It is desirable to completely comprehend an organism's complexity and the diversity of cell types that can arise from a single genome, as well as to compare the gene complements different evolutionary groups. This necessitates the ability to observe and record changes in gene expression in a cell or tissue. The transcriptome refers to a cell's entire collection of transcripts (RNA molecules), comprising both protein-coding and non-coding RNAs. The transcriptome also includes all alternative splice variants, polyadenylated transcripts, and RNA-edited transcripts. These represent the genes that are actively expressed in a specific tissue when taken together. Microarrays, which use printed or manufactured probes corresponding to mRNAs, were the primary tool for assessing gene expression. While these technologies are more reliable and provide a more sophisticated framework for data analysis, they do necessitate the use of a fully annotated genome in order to create probes. Inaccurate hybridization of sequences to probes limits microarrays, which is difficult to model and account for. Microarrays are still extremely effective for measuring and comparing gene expression in model organisms. However, in the absence of high-quality annotation and adequate arrays, DNA sequencing is the most effective way for deciphering the transcriptome. The ability to catalog and evaluate gene expression from a larger range of species has become possible with the development of Next Generation Sequencing (NGS) technologies and improved extraction methods to reliably collect RNA from smaller volumes of tissue or even single cells.
Figure 1. An overview of the two transcriptome assembly pipelines. (Moreton, 2016)
Reference-Based Transcriptome Assembly Method
When a model organism with a sequenced genome for the target transcriptome is available, reference-based transcriptome assembly is commonly employed. As a result, the transcriptome is rebuilt by mapping to previously identified sequences. The overlapping portions of the short reads are assembled into transcripts once they are aligned to the reference genome. The reference-based strategy is highly sensitive when a good quality reference is available, and it has become the standard method for many RNA sequencing (RNA-seq) investigations. However, the quality of reference-based transcriptome assembly is dependent on accurate read alignment, which is made more difficult by difficulties like alternative splicing and sequencing mistakes.
When compared to de novo transcriptome assembly, reference-based transcriptome assembly requires substantially less computing power. Furthermore, the existence of artifacts or sequencing contamination is not a serious concern because these can frequently be rectified during read alignment to the genome. The quality of the results, on the other hand, is greatly determined by the genomic model used.

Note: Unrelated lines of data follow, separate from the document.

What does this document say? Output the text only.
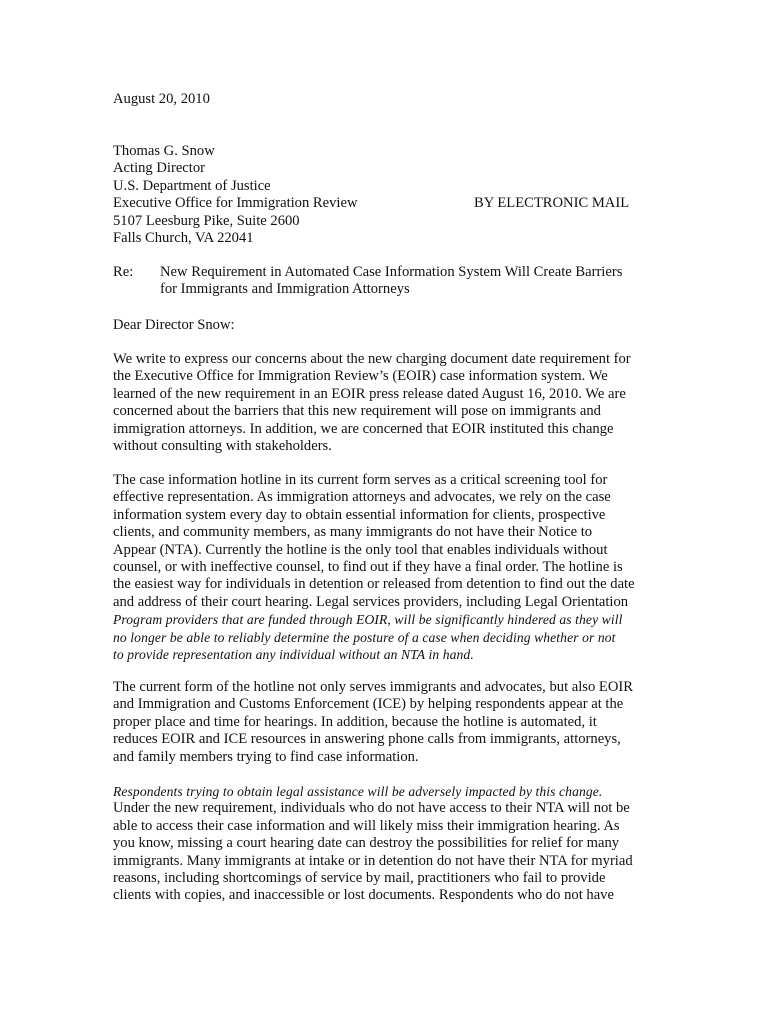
August 20, 2010
Thomas G. Snow
Acting Director
U.S. Department of Justice
Executive Office for Immigration Review	BY ELECTRONIC MAIL
5107 Leesburg Pike, Suite 2600
Falls Church, VA 22041
Re: New Requirement in Automated Case Information System Will Create Barriers
for Immigrants and Immigration Attorneys
Dear Director Snow:
We write to express our concerns about the new charging document date requirement for
the Executive Office for Immigration Review’s (EOIR) case information system. We
learned of the new requirement in an EOIR press release dated August 16, 2010. We are
concerned about the barriers that this new requirement will pose on immigrants and
immigration attorneys. In addition, we are concerned that EOIR instituted this change
without consulting with stakeholders.
The case information hotline in its current form serves as a critical screening tool for
effective representation. As immigration attorneys and advocates, we rely on the case
information system every day to obtain essential information for clients, prospective
clients, and community members, as many immigrants do not have their Notice to
Appear (NTA). Currently the hotline is the only tool that enables individuals without
counsel, or with ineffective counsel, to find out if they have a final order. The hotline is
the easiest way for individuals in detention or released from detention to find out the date
and address of their court hearing. Legal services providers, including Legal Orientation
Program providers that are funded through EOIR, will be significantly hindered as they will
no longer be able to reliably determine the posture of a case when deciding whether or not
to provide representation any individual without an NTA in hand.
The current form of the hotline not only serves immigrants and advocates, but also EOIR
and Immigration and Customs Enforcement (ICE) by helping respondents appear at the
proper place and time for hearings. In addition, because the hotline is automated, it
reduces EOIR and ICE resources in answering phone calls from immigrants, attorneys,
and family members trying to find case information.
Respondents trying to obtain legal assistance will be adversely impacted by this change.
Under the new requirement, individuals who do not have access to their NTA will not be
able to access their case information and will likely miss their immigration hearing. As
you know, missing a court hearing date can destroy the possibilities for relief for many
immigrants. Many immigrants at intake or in detention do not have their NTA for myriad
reasons, including shortcomings of service by mail, practitioners who fail to provide
clients with copies, and inaccessible or lost documents. Respondents who do not have
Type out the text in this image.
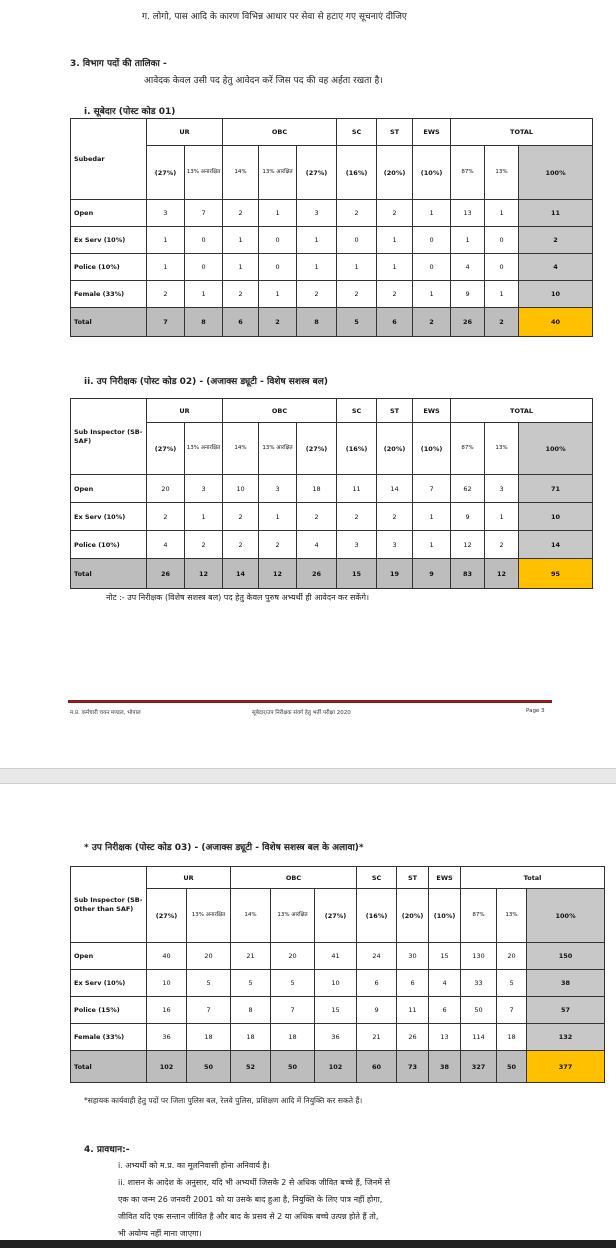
ग. लोगो, पास आदि के कारण विभिन्न आधार पर सेवा से हटाए गए सूचनाएं दीजिए
3. विभाग पदों की तालिका -
आवेदक केवल उसी पद हेतु आवेदन करें जिस पद की वह अर्हता रखता है।
i. सूबेदार (पोस्ट कोड 01)
Subedar	UR		OBC			SC	ST	EWS	TOTAL		
	(27%)	13% अनारक्षित	14%	13% आरक्षित	(27%)	(16%)	(20%)	(10%)	87%	13%	100%
Open	3	7	2	1	3	2	2	1	13	1	11
Ex Serv (10%)	1	0	1	0	1	0	1	0	1	0	2
Police (10%)	1	0	1	0	1	1	1	0	4	0	4
Female (33%)	2	1	2	1	2	2	2	1	9	1	10
Total	7	8	6	2	8	5	6	2	26	2	40
ii. उप निरीक्षक (पोस्ट कोड 02) - (अजाक्स ड्यूटी - विशेष सशस्त्र बल)
Sub Inspector (SB-SAF)	UR		OBC			SC	ST	EWS	TOTAL		
	(27%)	13% अनारक्षित	14%	13% आरक्षित	(27%)	(16%)	(20%)	(10%)	87%	13%	100%
Open	20	3	10	3	18	11	14	7	62	3	71
Ex Serv (10%)	2	1	2	1	2	2	2	1	9	1	10
Police (10%)	4	2	2	2	4	3	3	1	12	2	14
Total	26	12	14	12	26	15	19	9	83	12	95
नोट :- उप निरीक्षक (विशेष सशस्त्र बल) पद हेतु केवल पुरुष अभ्यर्थी ही आवेदन कर सकेंगे।
म.प्र. कर्मचारी चयन मण्डल, भोपाल	सूबेदार/उप निरीक्षक संवर्ग हेतु भर्ती परीक्षा 2020	Page 3
* उप निरीक्षक (पोस्ट कोड 03) - (अजाक्स ड्यूटी - विशेष सशस्त्र बल के अलावा)*
Sub Inspector (SB-Other than SAF)	UR		OBC			SC	ST	EWS	Total		
	(27%)	13% अनारक्षित	14%	13% आरक्षित	(27%)	(16%)	(20%)	(10%)	87%	13%	100%
Open	40	20	21	20	41	24	30	15	130	20	150
Ex Serv (10%)	10	5	5	5	10	6	6	4	33	5	38
Police (15%)	16	7	8	7	15	9	11	6	50	7	57
Female (33%)	36	18	18	18	36	21	26	13	114	18	132
Total	102	50	52	50	102	60	73	38	327	50	377
*सहायक कार्यवाही हेतु पदों पर जिला पुलिस बल, रेलवे पुलिस, प्रशिक्षण आदि में नियुक्ति कर सकते हैं।
4. प्रावधान:-
i. अभ्यर्थी को म.प्र. का मूलनिवासी होना अनिवार्य है।
ii. शासन के आदेश के अनुसार, यदि भी अभ्यर्थी जिसके 2 से अधिक जीवित बच्चे हैं, जिनमें से
एक का जन्म 26 जनवरी 2001 को या उसके बाद हुआ है, नियुक्ति के लिए पात्र नहीं होगा,
जीवित यदि एक सन्तान जीवित है और बाद के प्रसव से 2 या अधिक बच्चे उत्पन्न होते हैं तो,
भी अयोग्य नहीं माना जाएगा।
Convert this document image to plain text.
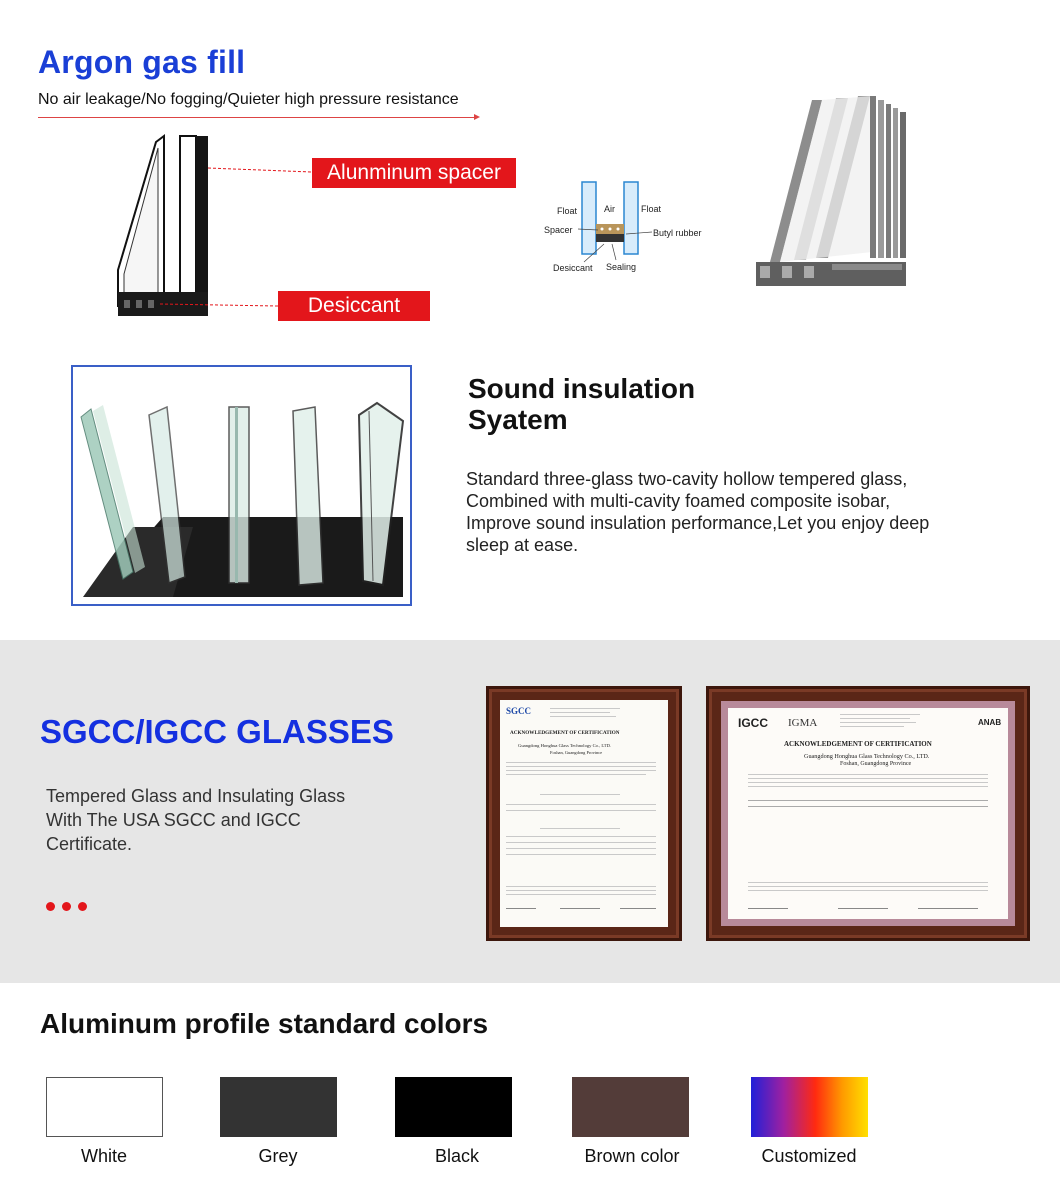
Argon gas fill
No air leakage/No fogging/Quieter high pressure resistance
Alunminum spacer
Desiccant
Float	Air	Float
Spacer	Butyl rubber
Desiccant Sealing
Sound insulation
Syatem
Standard three-glass two-cavity hollow tempered glass,
Combined with multi-cavity foamed composite isobar,
Improve sound insulation performance,Let you enjoy deep
sleep at ease.
SGCC/IGCC GLASSES
Tempered Glass and Insulating Glass
With The USA SGCC and IGCC
Certificate.
SGCC
ACKNOWLEDGEMENT OF CERTIFICATION
Guangdong Honghua Glass Technology Co., LTD.
Foshan, Guangdong Province
IGCC IGMA	ANAB
ACKNOWLEDGEMENT OF CERTIFICATION
Guangdong Honghua Glass Technology Co., LTD.
Foshan, Guangdong Province
Aluminum profile standard colors
White	Grey	Black	Brown color	Customized
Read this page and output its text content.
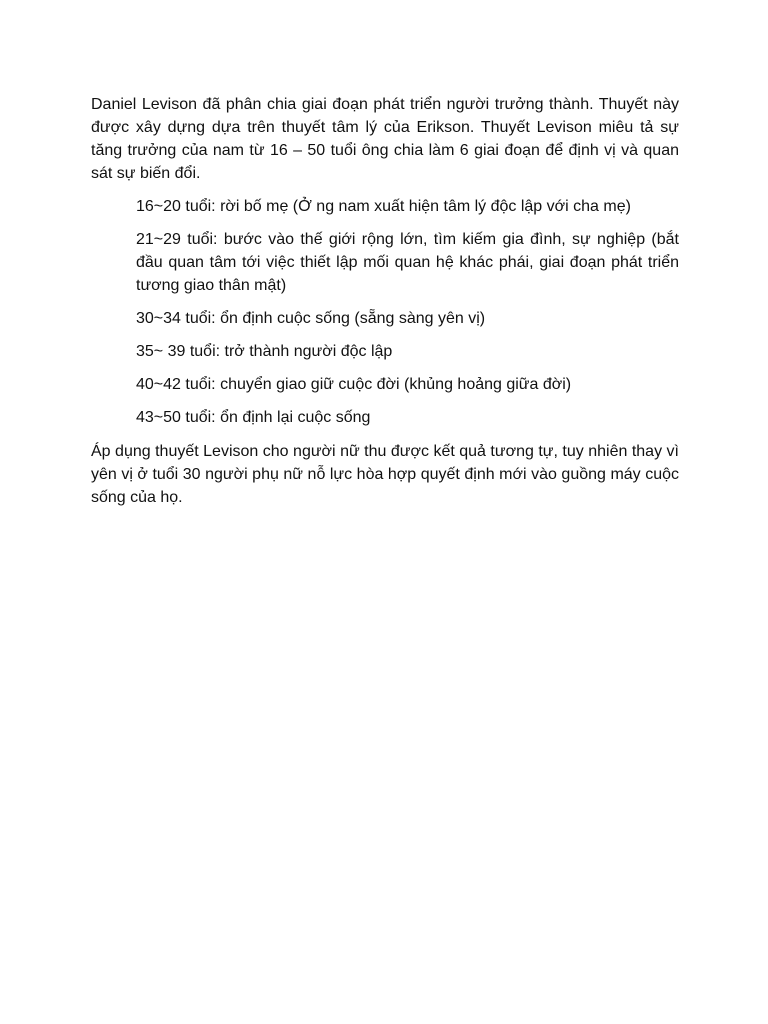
Daniel Levison đã phân chia giai đoạn phát triển người trưởng thành. Thuyết này được xây dựng dựa trên thuyết tâm lý của Erikson. Thuyết Levison miêu tả sự tăng trưởng của nam từ 16 – 50 tuổi ông chia làm 6 giai đoạn để định vị và quan sát sự biến đổi.

16~20 tuổi: rời bố mẹ (Ở ng nam xuất hiện tâm lý độc lập với cha mẹ)

21~29 tuổi: bước vào thế giới rộng lớn, tìm kiếm gia đình, sự nghiệp (bắt đầu quan tâm tới việc thiết lập mối quan hệ khác phái, giai đoạn phát triển tương giao thân mật)

30~34 tuổi: ổn định cuộc sống (sẵng sàng yên vị)

35~ 39 tuổi: trở thành người độc lập

40~42 tuổi: chuyển giao giữ cuộc đời (khủng hoảng giữa đời)

43~50 tuổi: ổn định lại cuộc sống

Áp dụng thuyết Levison cho người nữ thu được kết quả tương tự, tuy nhiên thay vì yên vị ở tuổi 30 người phụ nữ nỗ lực hòa hợp quyết định mới vào guồng máy cuộc sống của họ.
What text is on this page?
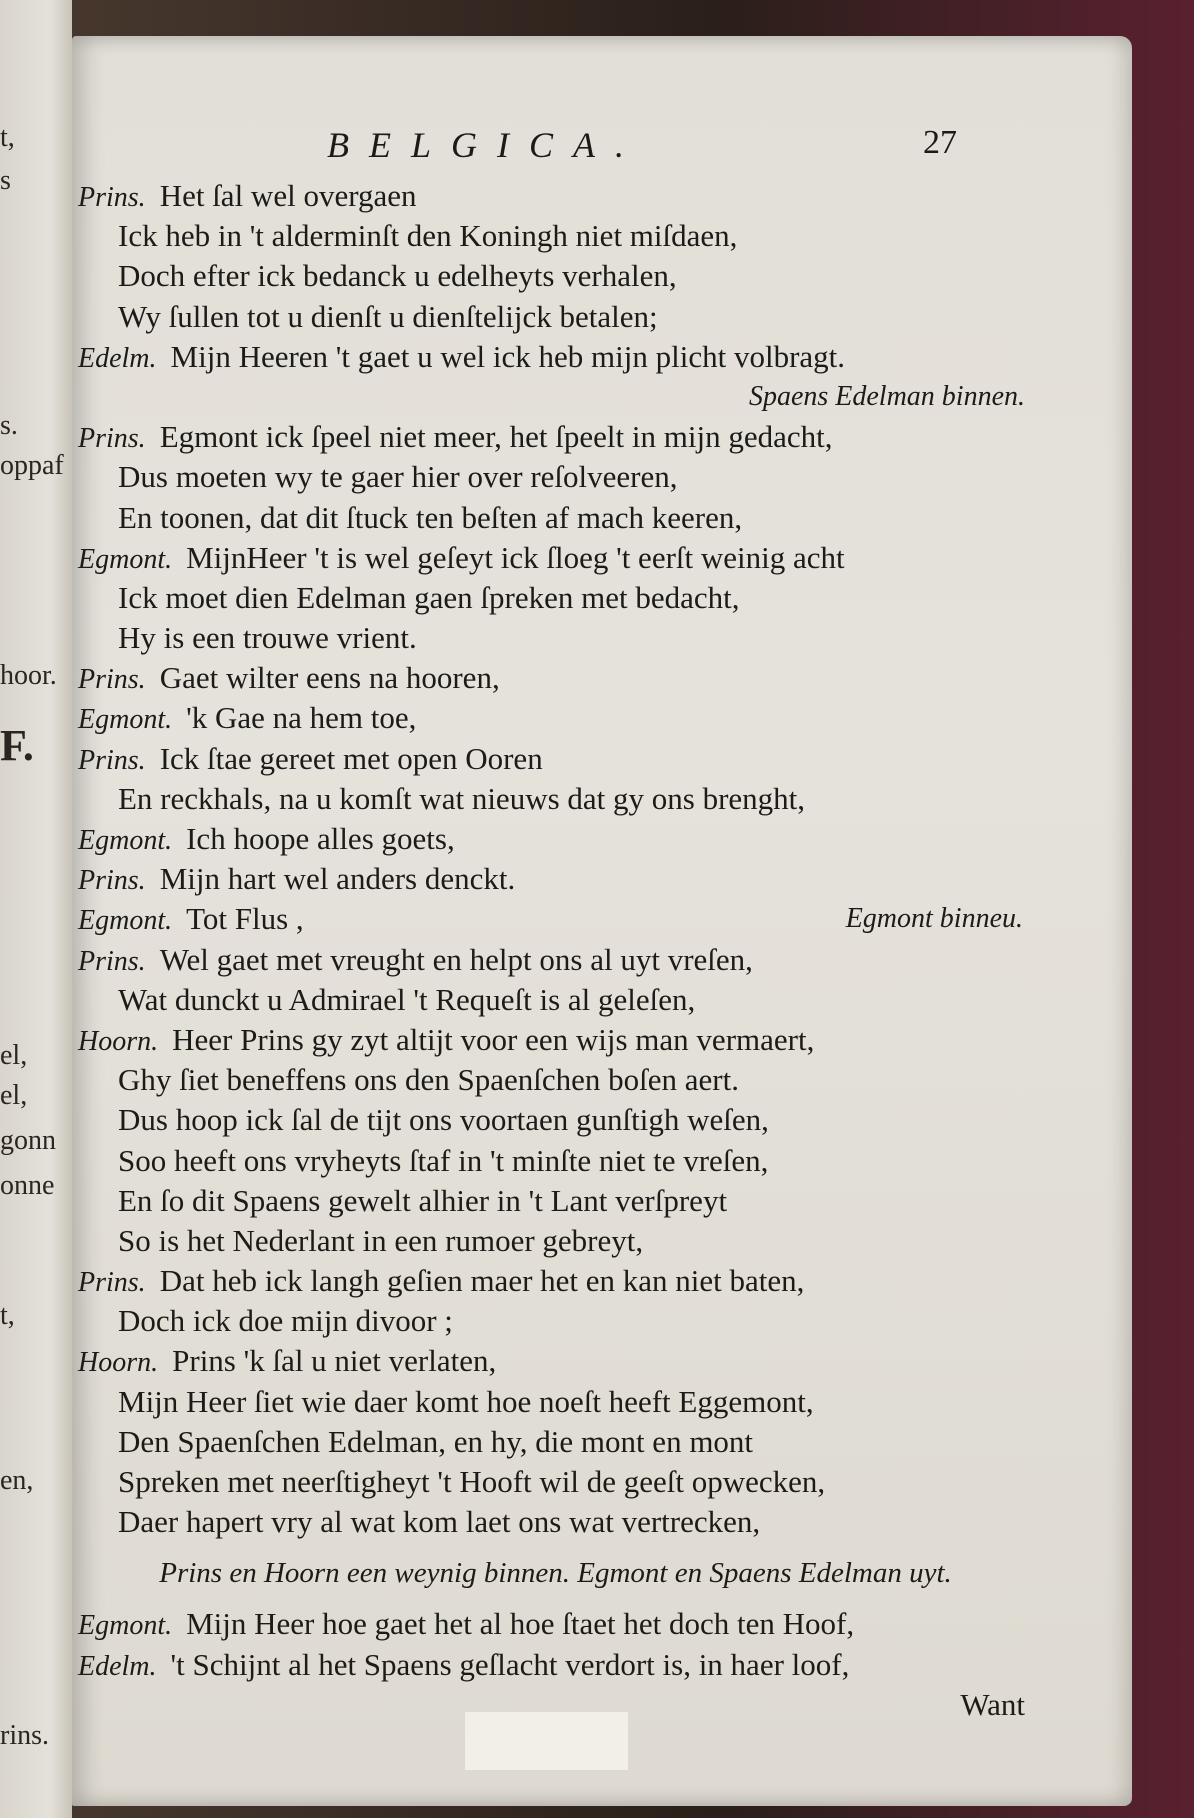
t,
s
s.
oppaf
hoor.
F.
el,
el,
gonn
onne
t,
en,
rins.
BELGICA.	27
Prins. Het ſal wel overgaen
Ick heb in 't alderminſt den Koningh niet miſdaen,
Doch efter ick bedanck u edelheyts verhalen,
Wy ſullen tot u dienſt u dienſtelijck betalen;
Edelm. Mijn Heeren 't gaet u wel ick heb mijn plicht volbragt.
Spaens Edelman binnen.
Prins. Egmont ick ſpeel niet meer, het ſpeelt in mijn gedacht,
Dus moeten wy te gaer hier over reſolveeren,
En toonen, dat dit ſtuck ten beſten af mach keeren,
Egmont. MijnHeer 't is wel geſeyt ick ſloeg 't eerſt weinig acht
Ick moet dien Edelman gaen ſpreken met bedacht,
Hy is een trouwe vrient.
Prins. Gaet wilter eens na hooren,
Egmont. 'k Gae na hem toe,
Prins. Ick ſtae gereet met open Ooren
En reckhals, na u komſt wat nieuws dat gy ons brenght,
Egmont. Ich hoope alles goets,
Prins. Mijn hart wel anders denckt.
Egmont. Tot Flus ,	Egmont binneu.
Prins. Wel gaet met vreught en helpt ons al uyt vreſen,
Wat dunckt u Admirael 't Requeſt is al geleſen,
Hoorn. Heer Prins gy zyt altijt voor een wijs man vermaert,
Ghy ſiet beneffens ons den Spaenſchen boſen aert.
Dus hoop ick ſal de tijt ons voortaen gunſtigh weſen,
Soo heeft ons vryheyts ſtaf in 't minſte niet te vreſen,
En ſo dit Spaens gewelt alhier in 't Lant verſpreyt
So is het Nederlant in een rumoer gebreyt,
Prins. Dat heb ick langh geſien maer het en kan niet baten,
Doch ick doe mijn divoor ;
Hoorn. Prins 'k ſal u niet verlaten,
Mijn Heer ſiet wie daer komt hoe noeſt heeft Eggemont,
Den Spaenſchen Edelman, en hy, die mont en mont
Spreken met neerſtigheyt 't Hooft wil de geeſt opwecken,
Daer hapert vry al wat kom laet ons wat vertrecken,
Prins en Hoorn een weynig binnen. Egmont en Spaens Edelman uyt.
Egmont. Mijn Heer hoe gaet het al hoe ſtaet het doch ten Hoof,
Edelm. 't Schijnt al het Spaens geſlacht verdort is, in haer loof,
Want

De novo Transcriptome Assembly Method
Constructing de Bruijn graphs is a frequent approach used by de novo transcriptome assemblers. All subsequences of length k are discovered in the reads using this method, and these are referred to as "k-mers." All unique k-mers are used as nodes in a de Bruijn graph, with connecting edges representing immediately overlapping k-mers. When a k-mer substring is shifted by one sequence base and overlaps (by k-1 bases) another k-mer, an edge is constructed between the nodes associated with those k-mers. Wherever possible, a linear chain of k-mer nodes is reduced into a single node (where the two nodes are joined by a single unique edge). The paths of the graph can then be traversed to build transcript variations.